In certain raster-scan type display systems, it is typical to regard the display screen as being a five hundred by five hundred pixel (picture element) matrix and to provide Z-axis or intensity control on a per pixel basis. Due to the fixed locations of the raster pixels, image line presentation can, if not compensated for, appear in the display in a staircase structure, i.e., a so-called "jaggied" presentation. Anti-aliasing or anti-jaggied (de-jaggied) display compensating systems and methods have thus evolved, and are in two presently known general versions.
In one general type of anti-aliasing system and method, the industry looks to anti-jaggied software to drive the image into a terminal which is particularly and necessarily dedicated to the driving software. This approach is characterized by severe performance and data handling time limitations.

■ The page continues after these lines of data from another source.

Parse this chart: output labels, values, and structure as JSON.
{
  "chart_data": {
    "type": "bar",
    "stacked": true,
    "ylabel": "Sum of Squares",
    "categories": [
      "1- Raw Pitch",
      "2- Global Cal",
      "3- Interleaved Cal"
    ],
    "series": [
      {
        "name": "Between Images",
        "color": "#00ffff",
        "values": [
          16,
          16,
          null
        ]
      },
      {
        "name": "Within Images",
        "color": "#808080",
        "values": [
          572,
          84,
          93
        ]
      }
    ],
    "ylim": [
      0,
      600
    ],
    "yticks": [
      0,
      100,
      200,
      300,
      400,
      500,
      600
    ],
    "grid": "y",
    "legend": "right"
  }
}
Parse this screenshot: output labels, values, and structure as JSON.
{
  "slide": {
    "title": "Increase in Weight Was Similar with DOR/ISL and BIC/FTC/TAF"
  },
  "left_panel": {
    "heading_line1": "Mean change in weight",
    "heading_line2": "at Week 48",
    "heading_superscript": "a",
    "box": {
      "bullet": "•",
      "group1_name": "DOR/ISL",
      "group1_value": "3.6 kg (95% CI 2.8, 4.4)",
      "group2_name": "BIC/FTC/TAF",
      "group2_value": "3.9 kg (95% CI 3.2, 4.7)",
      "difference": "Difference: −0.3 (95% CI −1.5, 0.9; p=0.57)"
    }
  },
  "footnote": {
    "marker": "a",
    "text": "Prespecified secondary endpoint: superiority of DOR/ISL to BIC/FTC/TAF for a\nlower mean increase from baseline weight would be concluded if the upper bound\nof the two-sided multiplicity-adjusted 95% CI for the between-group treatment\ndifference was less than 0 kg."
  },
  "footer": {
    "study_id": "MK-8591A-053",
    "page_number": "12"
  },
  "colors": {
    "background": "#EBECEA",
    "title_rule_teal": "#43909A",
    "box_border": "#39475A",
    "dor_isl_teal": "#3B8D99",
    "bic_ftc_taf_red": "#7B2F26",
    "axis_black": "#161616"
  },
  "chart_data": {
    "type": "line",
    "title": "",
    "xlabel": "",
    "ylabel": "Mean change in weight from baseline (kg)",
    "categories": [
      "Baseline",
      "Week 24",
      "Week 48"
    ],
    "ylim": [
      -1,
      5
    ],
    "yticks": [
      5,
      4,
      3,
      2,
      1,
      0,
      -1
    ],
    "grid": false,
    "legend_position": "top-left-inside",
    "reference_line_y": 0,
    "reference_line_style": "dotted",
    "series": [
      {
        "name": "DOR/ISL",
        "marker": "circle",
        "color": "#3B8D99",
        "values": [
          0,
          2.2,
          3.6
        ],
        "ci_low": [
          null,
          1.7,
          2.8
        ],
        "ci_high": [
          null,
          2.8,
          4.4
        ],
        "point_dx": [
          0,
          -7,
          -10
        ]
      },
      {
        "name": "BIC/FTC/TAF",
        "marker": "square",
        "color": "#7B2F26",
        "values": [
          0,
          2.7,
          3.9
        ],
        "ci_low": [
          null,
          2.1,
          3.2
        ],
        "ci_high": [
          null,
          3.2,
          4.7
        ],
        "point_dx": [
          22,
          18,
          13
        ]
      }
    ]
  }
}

In the other general type of anti-aliasing pixel raster approach, the industry looks to higher performance through firmware. The firmware is situated in a display terminal which receives the image data and the firmware manipulates the image data bits through a fixed algorithm and then writes same into a frame buffer memory so as to have the image data weighted according to a fixed pattern.
While the firmware approach presents less of a performance problem, as above noted, both known approaches have what many users view to be a decreased focusing, i.e., a lower than desired resolution in the amount of image one can view. Thus, the resulting image is not the result of real time reproduction, but is the product of a practice in which information is added to the image defined in the original image data.